With Portland Public Schools facing a $40 million budget deficit heading into the 2025-26 school year, Superintendent Dr. Kimberlee Armstrong wrote a memo to the School Board proposing the creation two new senior leadership positions.
On Tuesday night, the School Board voted 4-2 to delay the motion after Armstrong said she wanted more time to show her math around cost reductions. Board members Herman Greene and Gary Hollands voted against the delay; Patte Sullivan was not present at the meeting.
“I want to have an opportunity to prepare a more detailed report that shows separate information on how we’re reducing costs to create a structure that I feel will increase efficiency at the central office,” Armstrong said.
But Armstrong’s proposal already faces pushback from School Board member Julia Brim-Edwards, who released a statement Monday night against adding senior management. “This reverses action earlier this year to eliminate two deputy superintendent positions to take a layer of administration out and to save money,” she wrote on her Facebook page.
Armstrong’s proposal is to create two new senior chief positions—one for academics and one for operations—each with a salary ranging between $224,000 and $239,000. In a memo accompanying the resolution the School Board will review tonight, Armstrong says she would promote Kristina Howard, currently the district’s chief academic officer, and Jon Franco, currently the chief of schools, into the roles.
In 2023, Franco made $195,380, meaning his salary would increase by at least 14.6%. Howard was not in her position yet, but her counterpart in the position made $213,646. That would mean her pay would increase by at least 4.8%.
A chart attached to the memo indicates academics, schools and student services would report to Howard. Operations, technology and athletics would report to Franco.
“One of my goals in my first year as superintendent is creating a leadership structure that best supports our schools, staff and students,” Armstrong wrote in the memo. “Although a new layer of leadership is being introduced, the overall restructuring will result in cost savings as we work through our deficit.”
Armstrong added that the reorganization would “streamline workflows, consolidate efforts and strengthen our leadership.”
When Sandy Husk was interim superintendent last year, she eliminated Cheryl Proctor, the deputy superintendent of instruction, and Myong Leigh, then the interim deputy superintendent of business and operations. Leigh’s salary is not immediately clear, but as The Oregonian reported in February 2024, Proctor was the second-highest paid employee at the district, receiving $224,665 in 2023.
Brim-Edwards says the district has other priorities amid its budget deficit. Patching it could cut up to 230 jobs in schools and the central office, the district said in January. At the top of her mind is the potential elimination of funding commitments to schools in Southeast, career coordinators in high schools, and full-time reductions at Title I schools (which serve larger low-income populations).
“It’s not about the individuals in the positions at all,” Brim-Edwards says. “We need to keep our focus on schools at times like this.”
Ahead of the board meeting, Portland Association of Teachers president Angela Bonilla told WW that she understands the need for managers to help streamline processes in the district. But she says she doesn’t understand why the district isn’t trying to find ways to save right now—especially from some of its highest-paid workers.

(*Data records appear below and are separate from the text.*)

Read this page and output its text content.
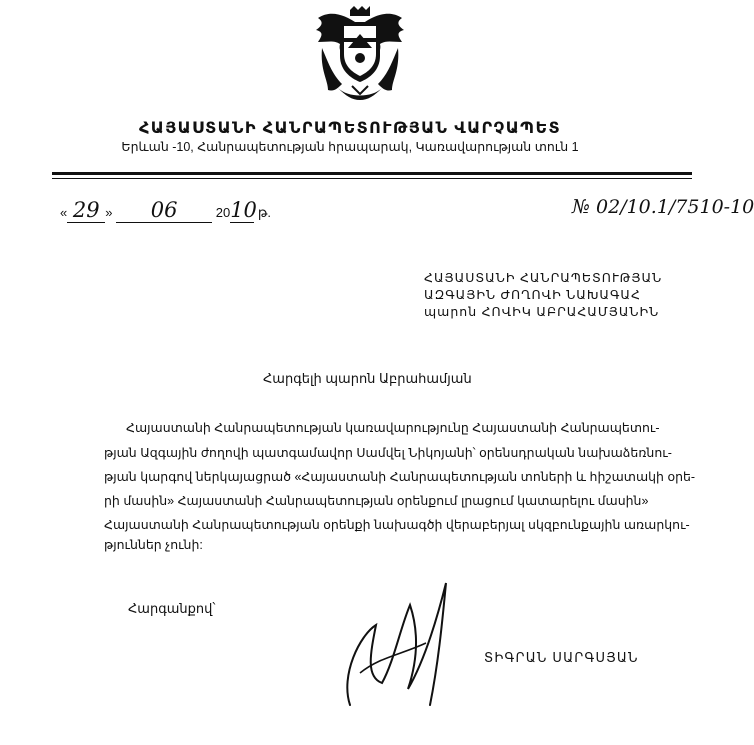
ՀԱՅԱՍՏԱՆԻ ՀԱՆՐԱՊԵՏՈՒԹՅԱՆ ՎԱՐՉԱՊԵՏ
Երևան -10, Հանրապետության հրապարակ, Կառավարության տուն 1
« 29 » 06	2010 թ.	№ 02/10.1/7510-10
ՀԱՅԱՍՏԱՆԻ ՀԱՆՐԱՊԵՏՈՒԹՅԱՆ
ԱԶԳԱՅԻՆ ԺՈՂՈՎԻ ՆԱԽԱԳԱՀ
պարոն ՀՈՎԻԿ ԱԲՐԱՀԱՄՅԱՆԻՆ
Հարգելի պարոն Աբրահամյան
Հայաստանի Հանրապետության կառավարությունը Հայաստանի Հանրապետու-
թյան Ազգային ժողովի պատգամավոր Սամվել Նիկոյանի՝ օրենսդրական նախաձեռնու-
թյան կարգով ներկայացրած «Հայաստանի Հանրապետության տոների և հիշատակի օրե-
րի մասին» Հայաստանի Հանրապետության օրենքում լրացում կատարելու մասին»
Հայաստանի Հանրապետության օրենքի նախագծի վերաբերյալ սկզբունքային առարկու-
թյուններ չունի:
Հարգանքով՝
ՏԻԳՐԱՆ ՍԱՐԳՍՅԱՆ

“When we look at what our students have to experience day to day, those are the folks furthest from our students,” Bonilla says. “When we’re looking at cuts and we’re looking at how we sustain a quality education program, hiring and promoting new senior chiefs, it does not seem aligned to that work.”
She adds: “I hope that [Armstrong] hears us loud and clear that we need a different solution, and is able to find one.”
At Tuesday night’s meeting, board member Hollands said it was a mistake to allow Husk to let top senior staff go. He said it impedes Armstrong from doing her job and helping kids succeed.
“You get a superintendent who’s coming in who is not able to build the team that she needs to be successful for our kids. These are our kids we want her to be successful for,” he said. “We need to make sure superintendent needs to be successful, because the end of the day, the kids is the one that suffers from people not having support.”